My approach is the ecological one. There are also three dragon eggs in some room, with a possibility for a dragon to get out when the characters enter the room. I treat this opportunity with the “trap” mechanic (1-2/6).
I’m also using the Holmes 1st level random tables with some modifications. Berserkers and bandits are “cultists”, for instance.
During prep, I rolled to see the treasures of this Medusa and got this weird results: 12.000gp. So I decided that it’s a golden Medusa, it’s scaly and those scales are made of gold. Which is super cool. This has a few mechanical consequences. In Holmes, 300gp = 15kg, which means this Medusa weighs 6 tons. Also, you can trick this Medusa with a mirror but then it will turn to stone. For the moment, I use Attributes scores as “karma” – if you have 15 in Intel, you know about this story or this monster. Etc. That’s the first thing I consider before using any roll.
I use attack bonus for any kind of “trying to hit something”, even if it’s throwing a rope to grapple a statue.
I’m experimenting with ordering. So, when 3 striges attacked, I treated the range weapons as acting first (I would treat spells as acting first too, but no spells were fired). The daggers and short sword can hit two times. I kind of arbitrary decided that against a longer weapons, the weapon act first anyway, but we’ll see.
Two things in my mind.
First, I really like the reaction rolls. After the combat against the striges, one of the character lost 2hp (Carmina), freaking everyone out, but also reassuring players that even with 4 hp you can survive. The game shifted at that moment. They took a lot of time to discuss so I rolled for a random encounter, got an elf, rolled a 11 on the reaction table. So it was clear to me that this elf was looking for his royal heir (the elven PC) that he followed all this time, ready to help her.
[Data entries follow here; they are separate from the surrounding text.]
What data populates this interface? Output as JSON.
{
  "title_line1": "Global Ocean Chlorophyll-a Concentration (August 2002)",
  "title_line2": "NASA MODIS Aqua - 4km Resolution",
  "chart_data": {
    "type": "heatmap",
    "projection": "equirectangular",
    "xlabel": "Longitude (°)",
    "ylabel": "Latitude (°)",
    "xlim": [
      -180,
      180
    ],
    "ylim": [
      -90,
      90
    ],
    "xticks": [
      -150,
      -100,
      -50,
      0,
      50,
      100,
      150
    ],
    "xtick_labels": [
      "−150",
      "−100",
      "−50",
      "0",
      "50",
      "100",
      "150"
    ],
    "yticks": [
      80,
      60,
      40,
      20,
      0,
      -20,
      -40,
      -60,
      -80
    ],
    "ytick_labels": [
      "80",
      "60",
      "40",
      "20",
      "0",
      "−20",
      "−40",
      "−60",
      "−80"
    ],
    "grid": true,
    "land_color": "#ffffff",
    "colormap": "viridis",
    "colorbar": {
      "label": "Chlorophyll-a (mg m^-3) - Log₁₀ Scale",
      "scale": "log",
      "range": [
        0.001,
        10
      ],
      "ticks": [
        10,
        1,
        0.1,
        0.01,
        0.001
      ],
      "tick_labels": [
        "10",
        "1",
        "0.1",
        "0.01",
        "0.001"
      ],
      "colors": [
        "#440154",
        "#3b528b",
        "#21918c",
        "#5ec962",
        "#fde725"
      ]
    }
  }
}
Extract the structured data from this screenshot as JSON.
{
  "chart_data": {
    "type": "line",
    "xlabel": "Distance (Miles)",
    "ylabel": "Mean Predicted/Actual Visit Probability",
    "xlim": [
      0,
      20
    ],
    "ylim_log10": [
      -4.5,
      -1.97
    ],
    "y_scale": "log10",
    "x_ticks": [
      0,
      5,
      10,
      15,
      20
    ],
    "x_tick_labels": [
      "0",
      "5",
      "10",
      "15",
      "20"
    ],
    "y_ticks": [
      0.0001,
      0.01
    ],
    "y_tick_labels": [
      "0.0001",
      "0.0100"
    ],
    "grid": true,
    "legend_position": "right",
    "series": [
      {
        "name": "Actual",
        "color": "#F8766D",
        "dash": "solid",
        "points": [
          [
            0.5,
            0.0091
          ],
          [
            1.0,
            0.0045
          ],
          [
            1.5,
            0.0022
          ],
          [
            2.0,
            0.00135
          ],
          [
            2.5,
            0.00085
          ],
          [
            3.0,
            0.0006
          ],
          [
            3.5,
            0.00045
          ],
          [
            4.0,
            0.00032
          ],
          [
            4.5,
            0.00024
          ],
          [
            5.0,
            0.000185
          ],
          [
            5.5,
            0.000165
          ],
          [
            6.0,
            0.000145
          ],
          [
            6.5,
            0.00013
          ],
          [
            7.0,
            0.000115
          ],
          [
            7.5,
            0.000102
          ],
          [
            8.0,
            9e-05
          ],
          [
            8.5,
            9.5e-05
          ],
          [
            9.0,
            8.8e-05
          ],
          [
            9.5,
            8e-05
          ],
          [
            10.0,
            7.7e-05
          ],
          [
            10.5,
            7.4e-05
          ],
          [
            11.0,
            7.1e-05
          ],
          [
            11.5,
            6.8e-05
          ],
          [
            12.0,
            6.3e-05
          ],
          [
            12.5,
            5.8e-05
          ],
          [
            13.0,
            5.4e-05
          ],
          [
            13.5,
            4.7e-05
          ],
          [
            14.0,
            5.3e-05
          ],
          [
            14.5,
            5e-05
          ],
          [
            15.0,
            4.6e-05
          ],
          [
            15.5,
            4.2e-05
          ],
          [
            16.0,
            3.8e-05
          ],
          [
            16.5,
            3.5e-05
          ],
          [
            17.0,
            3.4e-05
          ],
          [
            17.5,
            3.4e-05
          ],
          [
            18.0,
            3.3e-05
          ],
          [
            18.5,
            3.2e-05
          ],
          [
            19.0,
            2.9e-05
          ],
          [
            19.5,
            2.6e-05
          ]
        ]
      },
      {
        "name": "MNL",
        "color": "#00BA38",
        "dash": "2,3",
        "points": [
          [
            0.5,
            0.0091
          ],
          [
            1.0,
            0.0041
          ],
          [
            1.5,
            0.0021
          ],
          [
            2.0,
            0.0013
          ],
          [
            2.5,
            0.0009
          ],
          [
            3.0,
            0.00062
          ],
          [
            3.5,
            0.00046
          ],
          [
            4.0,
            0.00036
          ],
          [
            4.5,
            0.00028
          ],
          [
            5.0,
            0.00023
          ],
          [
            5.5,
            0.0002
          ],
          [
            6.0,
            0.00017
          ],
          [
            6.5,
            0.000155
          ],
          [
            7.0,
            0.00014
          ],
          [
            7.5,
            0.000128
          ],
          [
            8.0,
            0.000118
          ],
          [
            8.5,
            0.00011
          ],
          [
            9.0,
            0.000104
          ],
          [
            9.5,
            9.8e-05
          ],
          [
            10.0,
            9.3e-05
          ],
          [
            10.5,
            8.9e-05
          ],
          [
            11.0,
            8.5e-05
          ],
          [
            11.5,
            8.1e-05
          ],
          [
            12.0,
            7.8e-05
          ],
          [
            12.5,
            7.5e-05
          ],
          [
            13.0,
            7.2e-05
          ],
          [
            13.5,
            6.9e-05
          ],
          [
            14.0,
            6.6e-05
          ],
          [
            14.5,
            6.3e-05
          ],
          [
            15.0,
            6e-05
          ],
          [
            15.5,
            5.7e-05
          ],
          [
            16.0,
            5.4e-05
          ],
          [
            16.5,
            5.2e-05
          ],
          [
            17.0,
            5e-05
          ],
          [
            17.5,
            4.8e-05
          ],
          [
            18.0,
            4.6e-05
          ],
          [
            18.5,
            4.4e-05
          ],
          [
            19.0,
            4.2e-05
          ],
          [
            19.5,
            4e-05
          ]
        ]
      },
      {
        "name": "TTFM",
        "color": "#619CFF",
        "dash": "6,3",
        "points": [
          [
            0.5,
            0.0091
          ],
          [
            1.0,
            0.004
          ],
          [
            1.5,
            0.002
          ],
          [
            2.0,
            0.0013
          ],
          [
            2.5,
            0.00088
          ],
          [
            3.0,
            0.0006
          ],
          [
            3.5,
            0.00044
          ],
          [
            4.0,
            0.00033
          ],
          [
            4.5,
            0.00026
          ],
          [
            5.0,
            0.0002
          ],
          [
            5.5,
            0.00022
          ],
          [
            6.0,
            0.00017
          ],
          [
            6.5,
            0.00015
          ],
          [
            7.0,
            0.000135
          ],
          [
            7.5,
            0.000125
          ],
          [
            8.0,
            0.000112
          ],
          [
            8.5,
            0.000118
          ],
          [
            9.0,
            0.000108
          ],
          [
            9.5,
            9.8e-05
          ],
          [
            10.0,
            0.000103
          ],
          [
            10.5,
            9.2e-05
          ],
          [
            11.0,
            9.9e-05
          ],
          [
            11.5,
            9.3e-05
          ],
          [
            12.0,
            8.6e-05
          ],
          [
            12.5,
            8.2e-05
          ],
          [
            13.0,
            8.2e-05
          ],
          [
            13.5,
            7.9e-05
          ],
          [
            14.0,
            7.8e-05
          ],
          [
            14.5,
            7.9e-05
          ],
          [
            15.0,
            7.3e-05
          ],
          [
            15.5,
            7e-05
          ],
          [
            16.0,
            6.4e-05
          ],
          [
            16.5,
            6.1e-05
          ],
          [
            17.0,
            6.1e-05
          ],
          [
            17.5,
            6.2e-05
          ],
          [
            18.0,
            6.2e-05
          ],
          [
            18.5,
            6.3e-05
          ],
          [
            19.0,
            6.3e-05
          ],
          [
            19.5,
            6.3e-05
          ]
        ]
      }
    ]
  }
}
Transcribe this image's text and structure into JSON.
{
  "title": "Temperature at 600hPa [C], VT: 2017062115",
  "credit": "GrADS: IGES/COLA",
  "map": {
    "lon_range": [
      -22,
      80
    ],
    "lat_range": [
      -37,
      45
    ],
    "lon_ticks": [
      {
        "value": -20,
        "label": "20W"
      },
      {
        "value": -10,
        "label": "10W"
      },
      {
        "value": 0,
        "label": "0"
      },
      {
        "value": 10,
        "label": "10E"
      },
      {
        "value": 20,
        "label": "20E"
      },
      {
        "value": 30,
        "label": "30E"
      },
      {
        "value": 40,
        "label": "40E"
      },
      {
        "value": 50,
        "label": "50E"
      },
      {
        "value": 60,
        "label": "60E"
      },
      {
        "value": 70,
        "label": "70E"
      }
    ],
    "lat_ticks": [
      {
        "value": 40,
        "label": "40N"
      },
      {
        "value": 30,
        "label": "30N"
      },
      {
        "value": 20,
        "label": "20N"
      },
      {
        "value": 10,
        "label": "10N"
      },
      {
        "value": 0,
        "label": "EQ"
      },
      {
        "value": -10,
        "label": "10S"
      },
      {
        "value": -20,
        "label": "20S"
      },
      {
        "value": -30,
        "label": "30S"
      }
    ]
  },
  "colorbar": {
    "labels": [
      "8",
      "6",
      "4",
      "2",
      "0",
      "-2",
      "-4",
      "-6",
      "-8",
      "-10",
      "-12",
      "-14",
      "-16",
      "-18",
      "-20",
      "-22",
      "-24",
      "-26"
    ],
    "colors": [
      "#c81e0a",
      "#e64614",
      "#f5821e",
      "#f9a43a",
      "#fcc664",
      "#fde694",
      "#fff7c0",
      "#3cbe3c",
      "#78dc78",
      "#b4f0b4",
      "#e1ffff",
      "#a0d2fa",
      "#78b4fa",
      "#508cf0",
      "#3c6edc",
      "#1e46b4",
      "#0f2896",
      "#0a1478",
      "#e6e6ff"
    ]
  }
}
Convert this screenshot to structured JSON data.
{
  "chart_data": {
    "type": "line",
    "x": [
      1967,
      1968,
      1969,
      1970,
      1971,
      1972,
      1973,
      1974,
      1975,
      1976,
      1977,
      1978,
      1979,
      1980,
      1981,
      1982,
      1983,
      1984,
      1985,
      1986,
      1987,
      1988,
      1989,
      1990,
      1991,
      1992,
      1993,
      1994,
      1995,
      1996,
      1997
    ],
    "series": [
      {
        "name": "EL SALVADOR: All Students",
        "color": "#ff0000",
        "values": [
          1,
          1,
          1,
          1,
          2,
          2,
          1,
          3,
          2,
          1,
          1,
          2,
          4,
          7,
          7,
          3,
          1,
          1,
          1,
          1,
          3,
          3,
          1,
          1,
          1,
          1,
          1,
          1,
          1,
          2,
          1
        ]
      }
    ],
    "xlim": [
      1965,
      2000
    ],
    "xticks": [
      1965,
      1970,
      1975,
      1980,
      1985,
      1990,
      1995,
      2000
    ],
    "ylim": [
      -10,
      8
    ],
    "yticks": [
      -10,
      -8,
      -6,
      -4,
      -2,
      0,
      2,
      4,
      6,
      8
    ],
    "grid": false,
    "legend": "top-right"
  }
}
Second, the mage and spells. Mage have only one spell so they are always hesitating to fire this resource. But in the end of this first session, after an injured PC but a few hundred golds found on dead bodies in the entrance, the player realized they could went back and create parchments. Within a few weeks and hundreds of gold, making parchments changes a lot the efficiency of the mage, as they can now double or triple their spell slots through parchment use. I never realized that before.
So we were at the end of the session anyway, after 2 hours of play where lots of table talk was involved, sometimes with a bit of dysfunctional play who had to be reorientated (players making statement about what they do, and others ignoring this then starting a conversation storyboarding “what we could do instead, maybe this, or this, or this”).
2 responses to “Holmes & The Golden Medusa of Sorrow”
I like the free flow of ideas you describe — and love the Medusa, risk-reward ration, imagery and other implications alike!
And yeah, reaction rolls are fun to interpret! What’s a phenomenal reaction for an ogre? Why, he offers to fatten you for a year and a day!
I’ve often read that scribing scrolls is crucial though it does kinda force you to consider what the characters do between adventures, for better or worse.
The spell scroll section in this game is remarkably open, as you describe, to the point that I said, “Wait, really?” and had to review it. The rest of the magic casting section seems not even to know it either, as it stresses the limitations based on memorization.